On The Day Following The Entry Into The Capital,
Prince Kung Hastened To The Palace, And, Producing Before The Astonished
Regents An Imperial Edict Ordering Their Dismissal, He Asked Them Whether
They Obeyed The Decree Of Their Sovereign, Or Whether He Must Call In His
Soldiers To Compel Them.
Prince Tsai and his companions had no choice save
to signify their acquiescence in what they could not prevent;
leaving the chamber in which this scene took place, they hastened toward
the emperor's apartment in order to remonstrate against their dismissal,
or to obtain from him some counter-edict reinstating them in their
positions. They were prevented from carrying out their purpose, but this
proof of contumacy sealed their fate. They were promptly arrested, and a
second decree was issued ordering their degradation from their official
and hereditary rank. To Prince Kung and his allies was intrusted the
charge of trying and punishing the offenders.

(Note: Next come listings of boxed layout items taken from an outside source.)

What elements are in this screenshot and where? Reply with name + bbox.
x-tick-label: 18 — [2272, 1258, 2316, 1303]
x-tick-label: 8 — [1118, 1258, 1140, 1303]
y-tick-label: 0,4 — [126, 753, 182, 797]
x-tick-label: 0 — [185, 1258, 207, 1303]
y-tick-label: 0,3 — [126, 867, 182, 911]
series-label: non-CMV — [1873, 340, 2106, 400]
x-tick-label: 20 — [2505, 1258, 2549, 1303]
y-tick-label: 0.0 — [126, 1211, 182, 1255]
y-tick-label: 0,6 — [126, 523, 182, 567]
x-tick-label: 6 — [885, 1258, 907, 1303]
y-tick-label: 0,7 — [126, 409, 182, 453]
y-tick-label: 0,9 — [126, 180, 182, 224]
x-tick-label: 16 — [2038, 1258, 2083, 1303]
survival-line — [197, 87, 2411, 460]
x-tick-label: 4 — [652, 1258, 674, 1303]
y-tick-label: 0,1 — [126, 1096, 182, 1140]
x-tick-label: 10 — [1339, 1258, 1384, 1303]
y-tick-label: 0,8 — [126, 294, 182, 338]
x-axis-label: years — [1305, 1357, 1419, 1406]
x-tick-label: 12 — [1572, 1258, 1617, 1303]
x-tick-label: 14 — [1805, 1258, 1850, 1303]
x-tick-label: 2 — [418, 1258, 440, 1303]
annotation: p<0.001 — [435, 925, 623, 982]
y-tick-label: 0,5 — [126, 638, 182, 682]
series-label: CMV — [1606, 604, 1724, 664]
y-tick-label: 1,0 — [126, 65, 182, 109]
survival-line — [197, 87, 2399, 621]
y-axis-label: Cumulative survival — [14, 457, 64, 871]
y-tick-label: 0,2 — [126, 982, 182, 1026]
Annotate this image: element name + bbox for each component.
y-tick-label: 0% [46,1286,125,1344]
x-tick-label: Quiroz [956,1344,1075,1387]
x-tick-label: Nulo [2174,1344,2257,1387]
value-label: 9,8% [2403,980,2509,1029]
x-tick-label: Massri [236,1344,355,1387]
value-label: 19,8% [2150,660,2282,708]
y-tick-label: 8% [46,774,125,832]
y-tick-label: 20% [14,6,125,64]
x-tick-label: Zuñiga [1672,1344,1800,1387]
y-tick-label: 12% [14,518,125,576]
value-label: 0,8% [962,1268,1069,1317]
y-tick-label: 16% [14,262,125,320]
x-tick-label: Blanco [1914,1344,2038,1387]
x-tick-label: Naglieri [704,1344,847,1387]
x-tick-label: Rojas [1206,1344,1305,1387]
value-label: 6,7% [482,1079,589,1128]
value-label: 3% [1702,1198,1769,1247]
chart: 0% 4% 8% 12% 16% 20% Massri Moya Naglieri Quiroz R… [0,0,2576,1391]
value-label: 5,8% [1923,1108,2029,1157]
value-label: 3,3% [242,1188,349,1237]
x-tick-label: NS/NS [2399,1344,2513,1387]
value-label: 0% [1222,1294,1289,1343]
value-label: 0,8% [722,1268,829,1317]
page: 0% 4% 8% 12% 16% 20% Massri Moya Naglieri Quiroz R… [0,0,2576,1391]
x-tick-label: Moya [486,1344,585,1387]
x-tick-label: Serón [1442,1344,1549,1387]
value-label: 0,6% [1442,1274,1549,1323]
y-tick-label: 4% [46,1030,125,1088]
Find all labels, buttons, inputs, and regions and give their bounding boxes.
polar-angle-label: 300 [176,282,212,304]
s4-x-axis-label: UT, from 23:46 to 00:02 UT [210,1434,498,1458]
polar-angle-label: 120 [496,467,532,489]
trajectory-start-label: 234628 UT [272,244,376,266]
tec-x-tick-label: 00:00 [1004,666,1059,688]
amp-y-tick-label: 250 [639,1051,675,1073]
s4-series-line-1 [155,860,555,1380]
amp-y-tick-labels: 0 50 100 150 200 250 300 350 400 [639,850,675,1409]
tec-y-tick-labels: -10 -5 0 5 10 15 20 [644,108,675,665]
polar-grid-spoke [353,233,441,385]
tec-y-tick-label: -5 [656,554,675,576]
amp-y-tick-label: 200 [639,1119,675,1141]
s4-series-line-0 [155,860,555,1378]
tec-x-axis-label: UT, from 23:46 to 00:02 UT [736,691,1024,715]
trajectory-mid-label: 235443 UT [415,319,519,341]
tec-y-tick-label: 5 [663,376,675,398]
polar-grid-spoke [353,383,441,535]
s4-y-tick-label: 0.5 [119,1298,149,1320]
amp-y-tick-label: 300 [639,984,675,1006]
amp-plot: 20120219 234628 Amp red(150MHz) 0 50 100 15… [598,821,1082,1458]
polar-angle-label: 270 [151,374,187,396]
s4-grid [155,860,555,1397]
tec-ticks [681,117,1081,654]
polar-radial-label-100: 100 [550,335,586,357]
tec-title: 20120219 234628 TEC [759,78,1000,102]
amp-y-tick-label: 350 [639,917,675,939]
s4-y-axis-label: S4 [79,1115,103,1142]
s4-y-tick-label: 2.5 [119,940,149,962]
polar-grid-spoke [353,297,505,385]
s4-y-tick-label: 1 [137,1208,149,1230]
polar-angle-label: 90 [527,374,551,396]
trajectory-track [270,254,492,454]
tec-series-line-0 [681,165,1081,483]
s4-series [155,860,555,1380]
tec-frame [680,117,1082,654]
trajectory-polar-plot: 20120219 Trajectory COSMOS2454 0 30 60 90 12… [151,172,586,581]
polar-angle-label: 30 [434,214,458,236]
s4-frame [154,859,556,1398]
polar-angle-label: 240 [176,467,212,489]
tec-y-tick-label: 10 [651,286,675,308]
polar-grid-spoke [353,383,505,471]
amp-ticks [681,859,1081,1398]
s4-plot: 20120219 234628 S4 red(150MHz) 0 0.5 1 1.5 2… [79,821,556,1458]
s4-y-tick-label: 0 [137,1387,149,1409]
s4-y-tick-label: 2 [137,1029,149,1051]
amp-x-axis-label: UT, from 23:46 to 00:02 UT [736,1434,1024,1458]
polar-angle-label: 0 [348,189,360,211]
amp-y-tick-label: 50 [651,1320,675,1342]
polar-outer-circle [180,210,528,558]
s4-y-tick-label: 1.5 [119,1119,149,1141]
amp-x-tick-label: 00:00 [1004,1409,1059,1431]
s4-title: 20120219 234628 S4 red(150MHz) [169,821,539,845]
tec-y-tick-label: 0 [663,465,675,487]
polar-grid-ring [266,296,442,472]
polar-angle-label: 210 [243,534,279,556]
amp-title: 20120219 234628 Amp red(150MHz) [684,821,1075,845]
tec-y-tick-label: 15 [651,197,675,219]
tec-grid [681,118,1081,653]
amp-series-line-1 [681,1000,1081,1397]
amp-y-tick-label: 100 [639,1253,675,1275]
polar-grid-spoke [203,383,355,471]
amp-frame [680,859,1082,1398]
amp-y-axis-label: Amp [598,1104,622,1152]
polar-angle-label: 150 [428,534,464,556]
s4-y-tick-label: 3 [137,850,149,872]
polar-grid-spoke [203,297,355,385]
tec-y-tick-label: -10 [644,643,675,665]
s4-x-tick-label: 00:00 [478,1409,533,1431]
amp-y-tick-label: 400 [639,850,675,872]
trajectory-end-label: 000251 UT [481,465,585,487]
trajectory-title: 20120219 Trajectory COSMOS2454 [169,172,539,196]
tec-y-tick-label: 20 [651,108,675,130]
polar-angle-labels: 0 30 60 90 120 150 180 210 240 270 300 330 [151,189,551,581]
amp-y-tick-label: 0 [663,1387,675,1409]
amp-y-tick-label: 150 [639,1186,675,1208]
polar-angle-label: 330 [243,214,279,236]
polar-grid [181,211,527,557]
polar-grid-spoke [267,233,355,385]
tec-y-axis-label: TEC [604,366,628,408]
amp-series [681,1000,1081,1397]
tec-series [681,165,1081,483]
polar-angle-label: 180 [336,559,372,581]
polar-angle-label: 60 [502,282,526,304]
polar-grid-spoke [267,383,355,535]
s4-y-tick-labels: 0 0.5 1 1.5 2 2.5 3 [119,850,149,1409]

The next step was the proclamation of a new regency, composed of the two
empresses, Tsi An, principal widow of Hienfung, and Tsi Thsi, mother of
the young emperor. Two precedents for the administration being intrusted
to an empress were easily found by the Hanlin doctors during the Ming
dynasty, when the Emperors Chitsong and Wanleh were minors. Special edicts
were issued and arrangements made for the transaction of business during
the continuance of the regency, and as neither of the empresses knew
Manchu, it was specially provided that papers and documents, which were
always presented in that language, should be translated into Chinese.
Concurrently with these measures for the settlement of the regency
happened the closing scenes in the drama of conspiracy which began so
successfully at Jehol and ended so dramatically at Pekin.